Orthology between insect species was inferred using OrthoMCL51 and orthology between the two strains was assessed with OrthoMCL and the Inparanoid softwares52. After aligning protein coding sequences from each 1:1 orthologous genes pair using the Prank software53, the signature of positive selection was tested based on the site model using the codeml software in the PAML 4.8 package54.

Reference guided assembly procedure and analysis of synteny with Bombyx chromosome

The pairwise whole genome alignment of both S. frugiperda strains was conducted following the UCSC Lastz+chainnet pipeline55 after masking repetitive elements. This approach led to two nets, one for each strain as reference, which allowed the detection of structural variation between the strain genomes. A novel scaffolding of the C strain assembly was built using the whole genome alignment with the other strain. Only alignment chains larger than 800 bp and from the top level of the reciprocal best net (one-to-one alignments) were used at this step. If two scaffolds of the C strain aligned to a single scaffold of the R strain, then these two were merged to a single pseudo scaffold. To anchor such scaffolds on the B. mori chromosomes, the Cassis software56 was used to build synteny blocks, which contain at least two 1:1 orthologous genes in the same order and orientation between the genomes of S. frugiperda and B. mori.

Population genomics analysis

To investigate the genetic relationship among individuals from the lab strains and sympatric natural populations, we performed 125 bp paired-end whole genome re-sequencing (HiSeq. 2500) of nine individuals from C population and nine individuals from R populations using a HiSeq. 2500. Calling of SNPs was performed using the Samtools mpileup, followed by vigorous filtering.
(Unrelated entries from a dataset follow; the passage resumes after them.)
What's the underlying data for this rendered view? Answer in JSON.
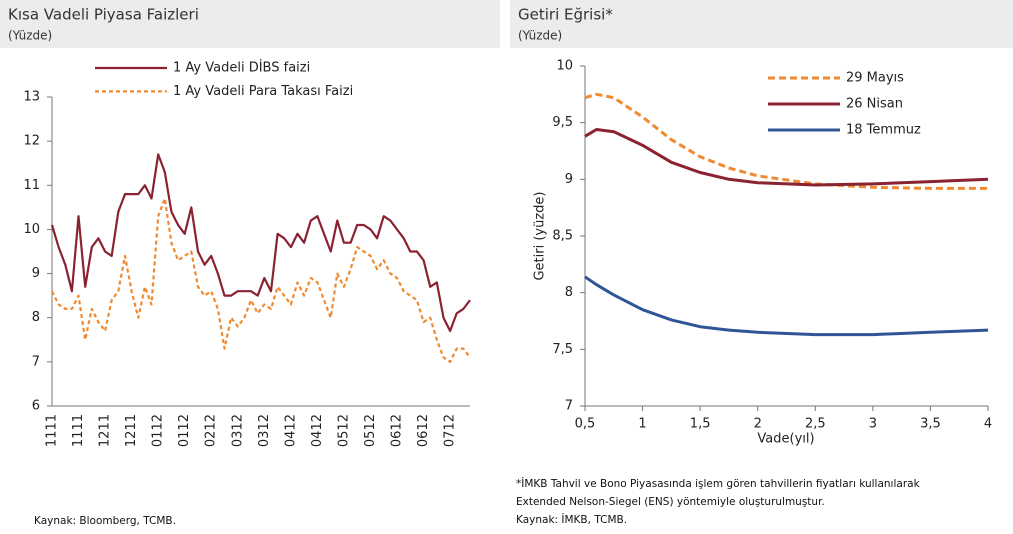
{
  "chart_data": [
    {
      "type": "line",
      "title": "Kısa Vadeli Piyasa Faizleri",
      "subtitle": "(Yüzde)",
      "source": "Kaynak: Bloomberg, TCMB.",
      "categories": [
        "1111",
        null,
        null,
        null,
        "1111",
        null,
        null,
        null,
        "1211",
        null,
        null,
        null,
        "1211",
        null,
        null,
        null,
        "0112",
        null,
        null,
        null,
        "0112",
        null,
        null,
        null,
        "0212",
        null,
        null,
        null,
        "0312",
        null,
        null,
        null,
        "0312",
        null,
        null,
        null,
        "0412",
        null,
        null,
        null,
        "0412",
        null,
        null,
        null,
        "0512",
        null,
        null,
        null,
        "0512",
        null,
        null,
        null,
        "0612",
        null,
        null,
        null,
        "0612",
        null,
        null,
        null,
        "0712",
        null,
        null,
        null
      ],
      "series": [
        {
          "name": "1 Ay Vadeli DİBS faizi",
          "color": "#8b2232",
          "dashed": false,
          "values": [
            10.1,
            9.6,
            9.2,
            8.6,
            10.3,
            8.7,
            9.6,
            9.8,
            9.5,
            9.4,
            10.4,
            10.8,
            10.8,
            10.8,
            11.0,
            10.7,
            11.7,
            11.3,
            10.4,
            10.1,
            9.9,
            10.5,
            9.5,
            9.2,
            9.4,
            9.0,
            8.5,
            8.5,
            8.6,
            8.6,
            8.6,
            8.5,
            8.9,
            8.6,
            9.9,
            9.8,
            9.6,
            9.9,
            9.7,
            10.2,
            10.3,
            9.9,
            9.5,
            10.2,
            9.7,
            9.7,
            10.1,
            10.1,
            10.0,
            9.8,
            10.3,
            10.2,
            10.0,
            9.8,
            9.5,
            9.5,
            9.3,
            8.7,
            8.8,
            8.0,
            7.7,
            8.1,
            8.2,
            8.4
          ]
        },
        {
          "name": "1 Ay Vadeli Para Takası Faizi",
          "color": "#f08a30",
          "dashed": true,
          "values": [
            8.6,
            8.3,
            8.2,
            8.2,
            8.5,
            7.5,
            8.2,
            7.9,
            7.7,
            8.4,
            8.6,
            9.4,
            8.6,
            8.0,
            8.7,
            8.3,
            10.3,
            10.7,
            9.7,
            9.3,
            9.4,
            9.5,
            8.7,
            8.5,
            8.6,
            8.2,
            7.3,
            8.0,
            7.8,
            8.0,
            8.4,
            8.1,
            8.3,
            8.2,
            8.7,
            8.5,
            8.3,
            8.8,
            8.5,
            8.9,
            8.8,
            8.4,
            8.0,
            9.0,
            8.7,
            9.1,
            9.6,
            9.5,
            9.4,
            9.1,
            9.3,
            9.0,
            8.9,
            8.6,
            8.5,
            8.4,
            7.9,
            8.0,
            7.5,
            7.1,
            7.0,
            7.3,
            7.3,
            7.1
          ]
        }
      ],
      "ylim": [
        6,
        13
      ],
      "yticks": [
        6,
        7,
        8,
        9,
        10,
        11,
        12,
        13
      ],
      "grid": false,
      "legend": "upper center"
    },
    {
      "type": "line",
      "title": "Getiri Eğrisi*",
      "subtitle": "(Yüzde)",
      "xlabel": "Vade(yıl)",
      "ylabel": "Getiri (yüzde)",
      "notes": [
        "*İMKB Tahvil ve Bono Piyasasında işlem gören tahvillerin fiyatları kullanılarak",
        "Extended Nelson-Siegel (ENS) yöntemiyle oluşturulmuştur."
      ],
      "source": "Kaynak: İMKB, TCMB.",
      "x": [
        0.5,
        0.6,
        0.75,
        1,
        1.25,
        1.5,
        1.75,
        2,
        2.5,
        3,
        3.5,
        4
      ],
      "series": [
        {
          "name": "29 Mayıs",
          "color": "#f08a30",
          "dashed": true,
          "values": [
            9.72,
            9.75,
            9.72,
            9.55,
            9.35,
            9.2,
            9.1,
            9.03,
            8.96,
            8.93,
            8.92,
            8.92
          ]
        },
        {
          "name": "26 Nisan",
          "color": "#8b2232",
          "dashed": false,
          "values": [
            9.38,
            9.44,
            9.42,
            9.3,
            9.15,
            9.06,
            9.0,
            8.97,
            8.95,
            8.96,
            8.98,
            9.0
          ]
        },
        {
          "name": "18 Temmuz",
          "color": "#2f5597",
          "dashed": false,
          "values": [
            8.14,
            8.07,
            7.98,
            7.85,
            7.76,
            7.7,
            7.67,
            7.65,
            7.63,
            7.63,
            7.65,
            7.67
          ]
        }
      ],
      "xlim": [
        0.5,
        4
      ],
      "xticks": [
        {
          "value": 0.5,
          "label": "0,5"
        },
        1,
        {
          "value": 1.5,
          "label": "1,5"
        },
        2,
        {
          "value": 2.5,
          "label": "2,5"
        },
        3,
        {
          "value": 3.5,
          "label": "3,5"
        },
        4
      ],
      "ylim": [
        7,
        10
      ],
      "yticks": [
        7,
        {
          "value": 7.5,
          "label": "7,5"
        },
        8,
        {
          "value": 8.5,
          "label": "8,5"
        },
        9,
        {
          "value": 9.5,
          "label": "9,5"
        },
        10
      ],
      "grid": false,
      "legend": "upper right"
    }
  ]
}
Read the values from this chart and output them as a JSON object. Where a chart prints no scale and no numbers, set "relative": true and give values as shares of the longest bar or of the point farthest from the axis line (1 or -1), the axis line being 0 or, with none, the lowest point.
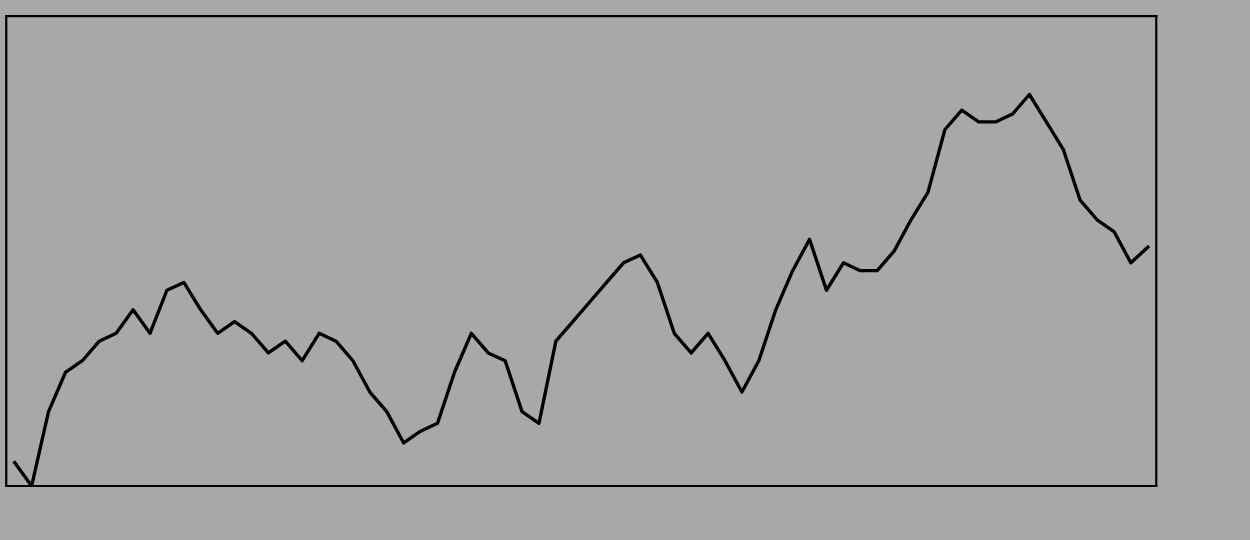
{
  "chart_data": {
    "type": "line",
    "relative": true,
    "grid": false,
    "legend": false,
    "tick_labels": false,
    "categories": [
      null,
      null,
      null,
      null,
      null,
      null,
      null,
      null,
      null,
      null,
      null,
      null,
      null,
      null,
      null,
      null,
      null,
      null,
      null,
      null,
      null,
      null,
      null,
      null,
      null,
      null,
      null,
      null,
      null,
      null,
      null,
      null,
      null,
      null,
      null,
      null,
      null,
      null,
      null,
      null,
      null,
      null,
      null,
      null,
      null,
      null,
      null,
      null,
      null,
      null,
      null,
      null,
      null,
      null,
      null,
      null,
      null,
      null,
      null,
      null,
      null,
      null,
      null,
      null,
      null,
      null,
      null,
      null
    ],
    "series": [
      {
        "color": "#000000",
        "values": [
          0.06,
          0,
          0.19,
          0.29,
          0.32,
          0.37,
          0.39,
          0.45,
          0.39,
          0.5,
          0.52,
          0.45,
          0.39,
          0.42,
          0.39,
          0.34,
          0.37,
          0.32,
          0.39,
          0.37,
          0.32,
          0.24,
          0.19,
          0.11,
          0.14,
          0.16,
          0.29,
          0.39,
          0.34,
          0.32,
          0.19,
          0.16,
          0.37,
          0.42,
          0.47,
          0.52,
          0.57,
          0.59,
          0.52,
          0.39,
          0.34,
          0.39,
          0.32,
          0.24,
          0.32,
          0.45,
          0.55,
          0.63,
          0.5,
          0.57,
          0.55,
          0.55,
          0.6,
          0.68,
          0.75,
          0.91,
          0.96,
          0.93,
          0.93,
          0.95,
          1,
          0.93,
          0.86,
          0.73,
          0.68,
          0.65,
          0.57,
          0.61
        ]
      }
    ]
  }
}
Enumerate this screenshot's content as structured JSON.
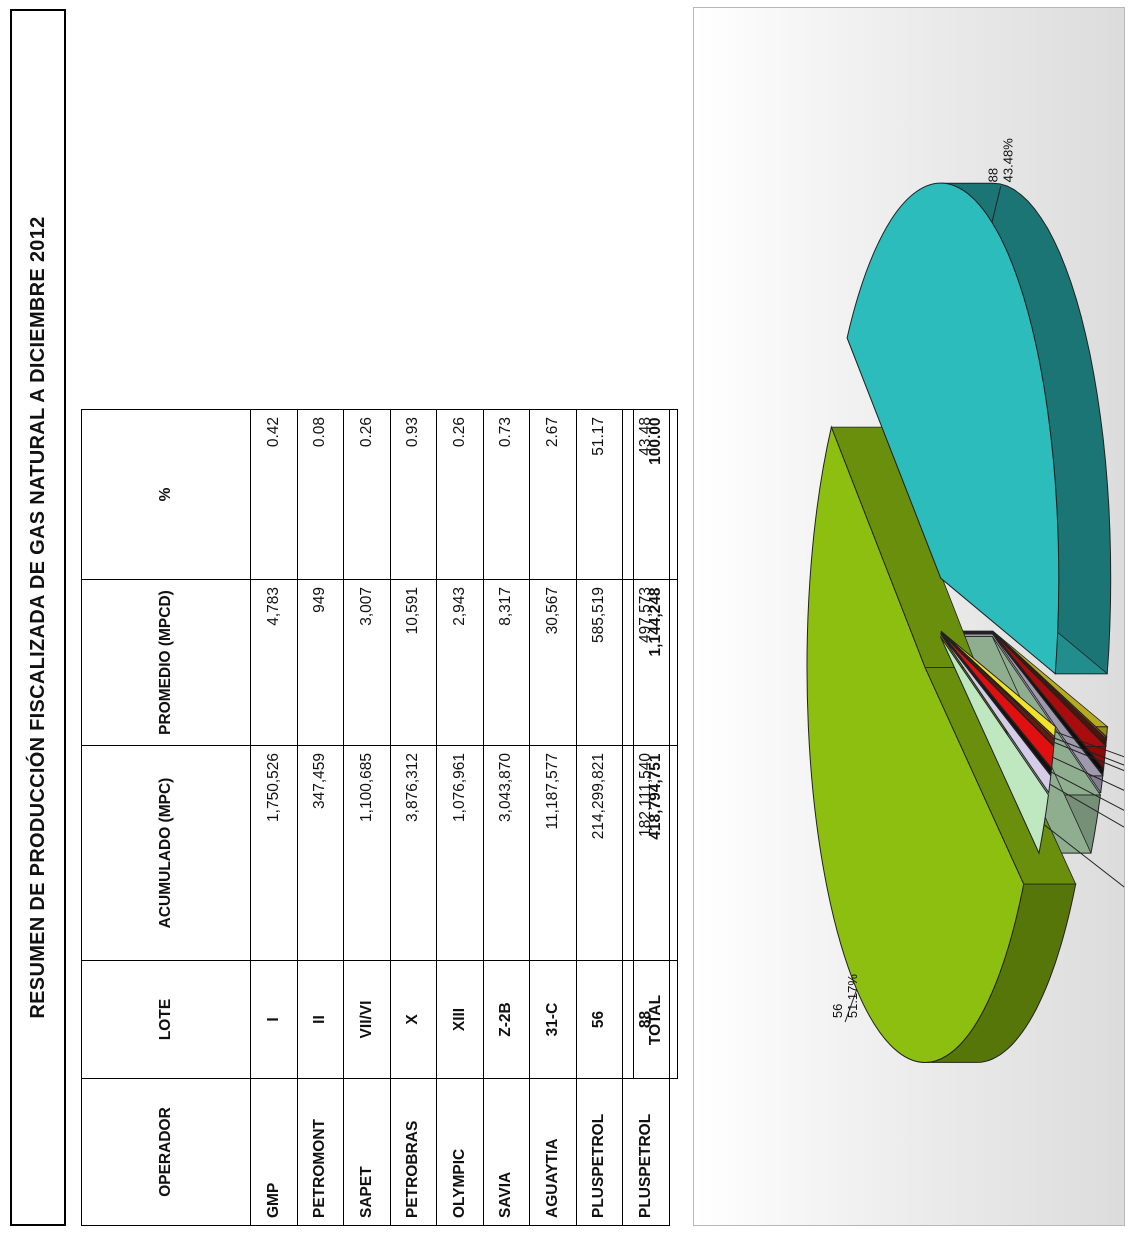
{
  "title": "RESUMEN DE PRODUCCIÓN FISCALIZADA DE GAS NATURAL A  DICIEMBRE 2012",
  "table": {
    "headers": [
      "OPERADOR",
      "LOTE",
      "ACUMULADO (MPC)",
      "PROMEDIO (MPCD)",
      "%"
    ],
    "rows": [
      [
        "GMP",
        "I",
        "1,750,526",
        "4,783",
        "0.42"
      ],
      [
        "PETROMONT",
        "II",
        "347,459",
        "949",
        "0.08"
      ],
      [
        "SAPET",
        "VII/VI",
        "1,100,685",
        "3,007",
        "0.26"
      ],
      [
        "PETROBRAS",
        "X",
        "3,876,312",
        "10,591",
        "0.93"
      ],
      [
        "OLYMPIC",
        "XIII",
        "1,076,961",
        "2,943",
        "0.26"
      ],
      [
        "SAVIA",
        "Z-2B",
        "3,043,870",
        "8,317",
        "0.73"
      ],
      [
        "AGUAYTIA",
        "31-C",
        "11,187,577",
        "30,567",
        "2.67"
      ],
      [
        "PLUSPETROL",
        "56",
        "214,299,821",
        "585,519",
        "51.17"
      ],
      [
        "PLUSPETROL",
        "88",
        "182,111,540",
        "497,573",
        "43.48"
      ]
    ]
  },
  "total": {
    "label": "TOTAL",
    "acumulado": "418,794,751",
    "promedio": "1,144,248",
    "percent": "100.00"
  },
  "chart_data": {
    "type": "pie",
    "title": "",
    "slices": [
      {
        "label": "I",
        "value": 0.42,
        "pct_label": "0.42%",
        "color": "#f2e22a"
      },
      {
        "label": "II",
        "value": 0.08,
        "pct_label": "0.08%",
        "color": "#e07020"
      },
      {
        "label": "VII/VI",
        "value": 0.26,
        "pct_label": "0.26%",
        "color": "#6b1a10"
      },
      {
        "label": "X",
        "value": 0.93,
        "pct_label": "0.93%",
        "color": "#e01010"
      },
      {
        "label": "XIII",
        "value": 0.26,
        "pct_label": "0.26%",
        "color": "#111111"
      },
      {
        "label": "Z-2B",
        "value": 0.73,
        "pct_label": "0.73%",
        "color": "#d4cce8"
      },
      {
        "label": "31-C",
        "value": 2.67,
        "pct_label": "2.67%",
        "color": "#bfe8c0"
      },
      {
        "label": "56",
        "value": 51.17,
        "pct_label": "51.17%",
        "color": "#8cbf10"
      },
      {
        "label": "88",
        "value": 43.48,
        "pct_label": "43.48%",
        "color": "#2cbcbc"
      }
    ]
  }
}
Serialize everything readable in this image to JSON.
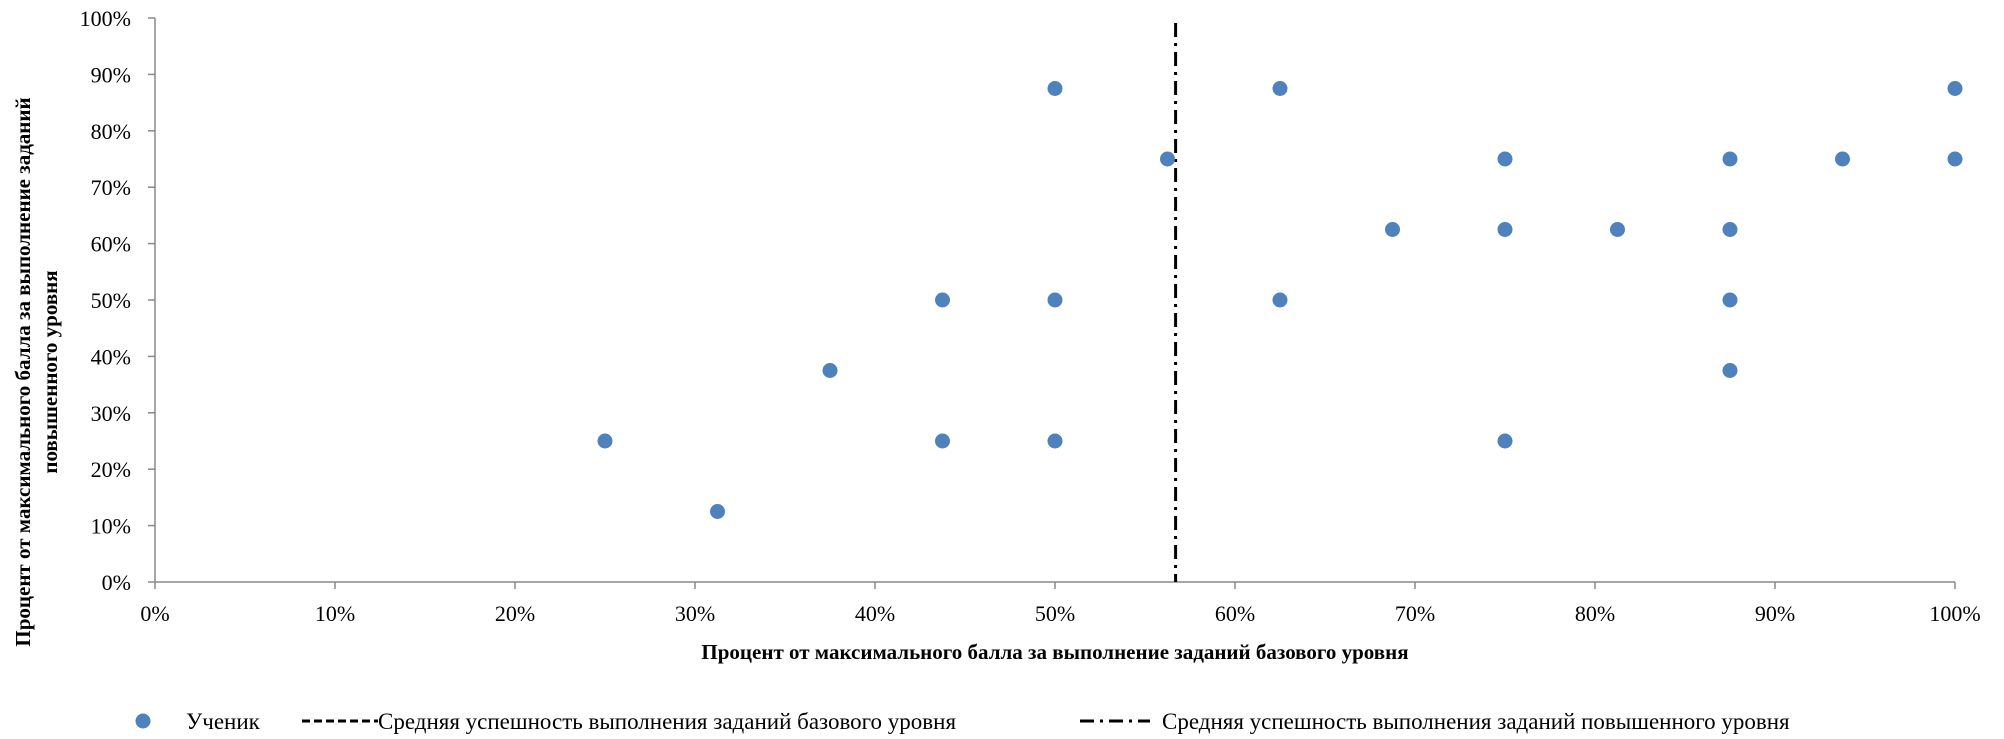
{
  "chart_data": {
    "type": "scatter",
    "title": "",
    "xlabel": "Процент от максимального балла за выполнение заданий базового уровня",
    "ylabel_lines": [
      "Процент от максимального балла за выполнение заданий",
      "повышенного уровня"
    ],
    "xlim": [
      0,
      100
    ],
    "ylim": [
      0,
      100
    ],
    "x_ticks": [
      "0%",
      "10%",
      "20%",
      "30%",
      "40%",
      "50%",
      "60%",
      "70%",
      "80%",
      "90%",
      "100%"
    ],
    "y_ticks": [
      "0%",
      "10%",
      "20%",
      "30%",
      "40%",
      "50%",
      "60%",
      "70%",
      "80%",
      "90%",
      "100%"
    ],
    "grid": false,
    "legend_position": "bottom",
    "series": [
      {
        "name": "Ученик",
        "color": "#4F81BD",
        "points": [
          {
            "x": 25,
            "y": 25
          },
          {
            "x": 31.25,
            "y": 12.5
          },
          {
            "x": 37.5,
            "y": 37.5
          },
          {
            "x": 43.75,
            "y": 50
          },
          {
            "x": 43.75,
            "y": 25
          },
          {
            "x": 50,
            "y": 87.5
          },
          {
            "x": 50,
            "y": 50
          },
          {
            "x": 50,
            "y": 25
          },
          {
            "x": 56.25,
            "y": 75
          },
          {
            "x": 62.5,
            "y": 87.5
          },
          {
            "x": 62.5,
            "y": 50
          },
          {
            "x": 68.75,
            "y": 62.5
          },
          {
            "x": 75,
            "y": 75
          },
          {
            "x": 75,
            "y": 62.5
          },
          {
            "x": 75,
            "y": 25
          },
          {
            "x": 81.25,
            "y": 62.5
          },
          {
            "x": 87.5,
            "y": 75
          },
          {
            "x": 87.5,
            "y": 62.5
          },
          {
            "x": 87.5,
            "y": 50
          },
          {
            "x": 87.5,
            "y": 37.5
          },
          {
            "x": 93.75,
            "y": 75
          },
          {
            "x": 100,
            "y": 87.5
          },
          {
            "x": 100,
            "y": 75
          }
        ]
      }
    ],
    "reference_lines": [
      {
        "name": "Средняя успешность выполнения заданий базового уровня",
        "style": "dashed",
        "orientation": "horizontal",
        "value": null
      },
      {
        "name": "Средняя успешность выполнения заданий повышенного уровня",
        "style": "dash-dot",
        "orientation": "vertical",
        "value": 56.7
      }
    ]
  }
}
The average genetic distance between each pair of individuals was estimated and followed by reconstructing phylogenetic trees using the neighbor program in the phylip package57. Weighted Fst using the vcftools58 estimated the level of genetic differentiation between the C and the R populations.

Evolution of host-range in the genus Spodoptera

The evolution of host-range in the genus Spodoptera was inferred under maximum likelihood using the phytools R package59, which allows to reconstruct ancestral states for a continuous trait (fastAnc function). To do so, we used host-range information and the dated phylogeny from the study of ref. 7.

Data availability

The SfruDB Information system is available through the web portal: http://bipaa.genouest.org/is/lepidodb/spodoptera_frugiperda/. The WGS reads, the two corn and rice reference genome assemblies and their gene annotation have been submitted to the EBI under the number PRJEB13110 and PRJEB13834.